Monday, October 11, 2010

Dodging Bullets...

  • Seven weeks in from my start date
  • Three weeks since my last post
  • Holding at 174 and strong...
  • Not making the best overall choices...
These are just a few of some of the bullets I've dodged since my last posting three weeks ago.  I've been saying for weeks now that although I've been making the best food choices I can fit into my crazy school schedule, I've been honestly petrified of stepping on the scales to only find out 4 weeks of dedication were down the drain.  And if I said anything from the start, I'd always be honest even if I feared failure and a bit of humiliation along the way.  This journey is way too important to me and I don't plan to fail in the long run.  To my delight and surprise,,,, I haven't gained!  But, unfortunately, I haven't really lost now have I?

In honor of a holiday afforded to me by my mothers genealogy, I am taking time to pause and give Thanks for all of the blessings in my life.  I'm also taking this day to reflect and plan and get back on track!  My short term goal?  9 more pounds shed by Thanksgiving.
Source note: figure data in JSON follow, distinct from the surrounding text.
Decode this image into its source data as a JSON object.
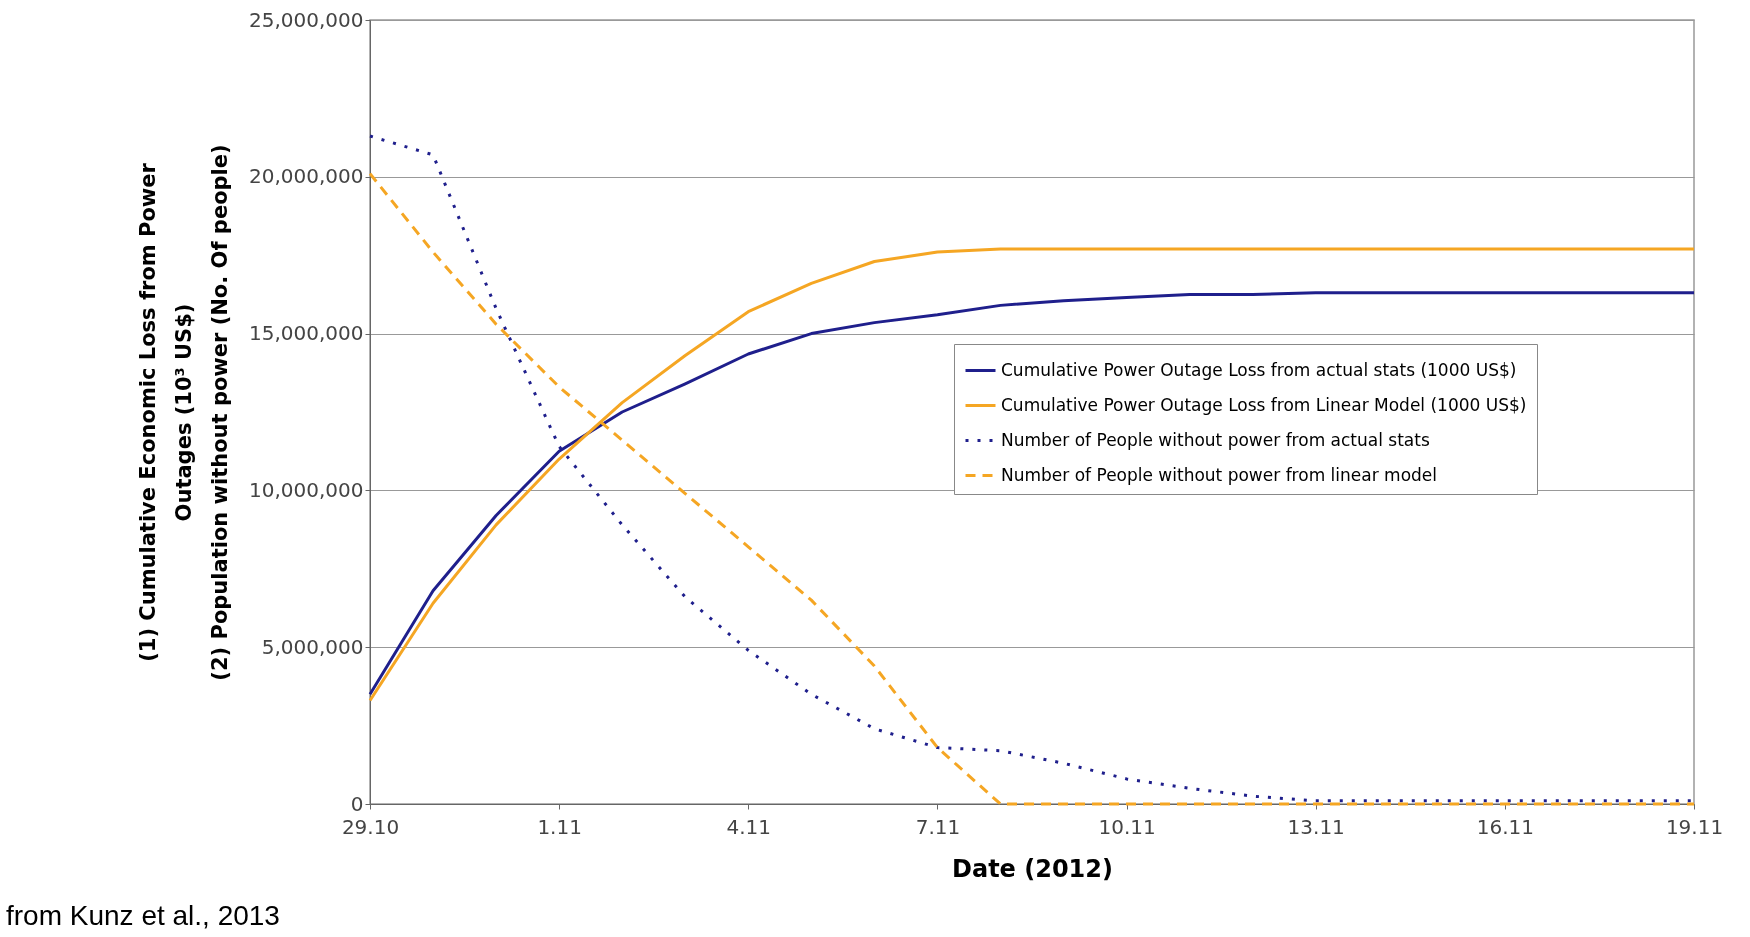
{
  "chart_data": {
    "type": "line",
    "xlabel": "Date (2012)",
    "ylabel": "(1) Cumulative Economic Loss from Power\nOutages (10³ US$)\n(2) Population without power (No. Of people)",
    "x": [
      "2012-10-29",
      "2012-10-30",
      "2012-10-31",
      "2012-11-01",
      "2012-11-02",
      "2012-11-03",
      "2012-11-04",
      "2012-11-05",
      "2012-11-06",
      "2012-11-07",
      "2012-11-08",
      "2012-11-09",
      "2012-11-10",
      "2012-11-11",
      "2012-11-12",
      "2012-11-13",
      "2012-11-14",
      "2012-11-15",
      "2012-11-16",
      "2012-11-17",
      "2012-11-18",
      "2012-11-19"
    ],
    "series": [
      {
        "name": "Cumulative Power Outage Loss from actual stats (1000 US$)",
        "color": "#1f1f8c",
        "line_style": "solid",
        "values": [
          3500000,
          6800000,
          9200000,
          11250000,
          12500000,
          13400000,
          14350000,
          15000000,
          15350000,
          15600000,
          15900000,
          16050000,
          16150000,
          16250000,
          16250000,
          16300000,
          16300000,
          16300000,
          16300000,
          16300000,
          16300000,
          16300000
        ]
      },
      {
        "name": "Cumulative Power Outage Loss from Linear Model (1000 US$)",
        "color": "#f5a623",
        "line_style": "solid",
        "values": [
          3300000,
          6400000,
          8900000,
          11000000,
          12800000,
          14300000,
          15700000,
          16600000,
          17300000,
          17600000,
          17700000,
          17700000,
          17700000,
          17700000,
          17700000,
          17700000,
          17700000,
          17700000,
          17700000,
          17700000,
          17700000,
          17700000
        ]
      },
      {
        "name": "Number of People without power from actual stats",
        "color": "#1f1f8c",
        "line_style": "dotted",
        "values": [
          21300000,
          20700000,
          15800000,
          11400000,
          8900000,
          6600000,
          4900000,
          3500000,
          2400000,
          1800000,
          1700000,
          1300000,
          800000,
          500000,
          250000,
          100000,
          100000,
          100000,
          100000,
          100000,
          100000,
          100000
        ]
      },
      {
        "name": "Number of People without power from linear model",
        "color": "#f5a623",
        "line_style": "dashed",
        "values": [
          20100000,
          17600000,
          15300000,
          13300000,
          11600000,
          9900000,
          8200000,
          6500000,
          4400000,
          1800000,
          0,
          0,
          0,
          0,
          0,
          0,
          0,
          0,
          0,
          0,
          0,
          0
        ]
      }
    ],
    "xlim": [
      "2012-10-29",
      "2012-11-19"
    ],
    "xticks": [
      {
        "value": "2012-10-29",
        "label": "29.10"
      },
      {
        "value": "2012-11-01",
        "label": "1.11"
      },
      {
        "value": "2012-11-04",
        "label": "4.11"
      },
      {
        "value": "2012-11-07",
        "label": "7.11"
      },
      {
        "value": "2012-11-10",
        "label": "10.11"
      },
      {
        "value": "2012-11-13",
        "label": "13.11"
      },
      {
        "value": "2012-11-16",
        "label": "16.11"
      },
      {
        "value": "2012-11-19",
        "label": "19.11"
      }
    ],
    "ylim": [
      0,
      25000000
    ],
    "yticks": [
      {
        "value": 0,
        "label": "0"
      },
      {
        "value": 5000000,
        "label": "5,000,000"
      },
      {
        "value": 10000000,
        "label": "10,000,000"
      },
      {
        "value": 15000000,
        "label": "15,000,000"
      },
      {
        "value": 20000000,
        "label": "20,000,000"
      },
      {
        "value": 25000000,
        "label": "25,000,000"
      }
    ],
    "grid": "y",
    "legend": "bottom right",
    "annotations": [
      "from Kunz et al., 2013"
    ]
  }
}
  • I am thankful for my family who acknowledge the effort I've put in so far and have been understanding and supportive of my continued efforts, even if I've been slightly askew recently.
  • I am VERY thankful for my friends that support me in this journey.... they congratulate my success and appreciate my honest approach in this journey....
  • I am thankful to acknowledge that my recent food choices have not left me feeling well enough to continue making them
  • I am thankful to have the day today to reflect, plan and get back on track
So, that said... it's time to put down the wild mushroom risotto left overs that a talented upper classman gave me on Friday and pick up the car keys and get to the grocery store to stock up on the right stuff!

Until my next post.... thank you!

P.S.  And I'm continuously thankful for spell check

1 comment:

  1. Just remember it's a journey and a life change...that's the only way it will work...one day at a time, and you accept the good and bad days and keep moving forward. Love ya!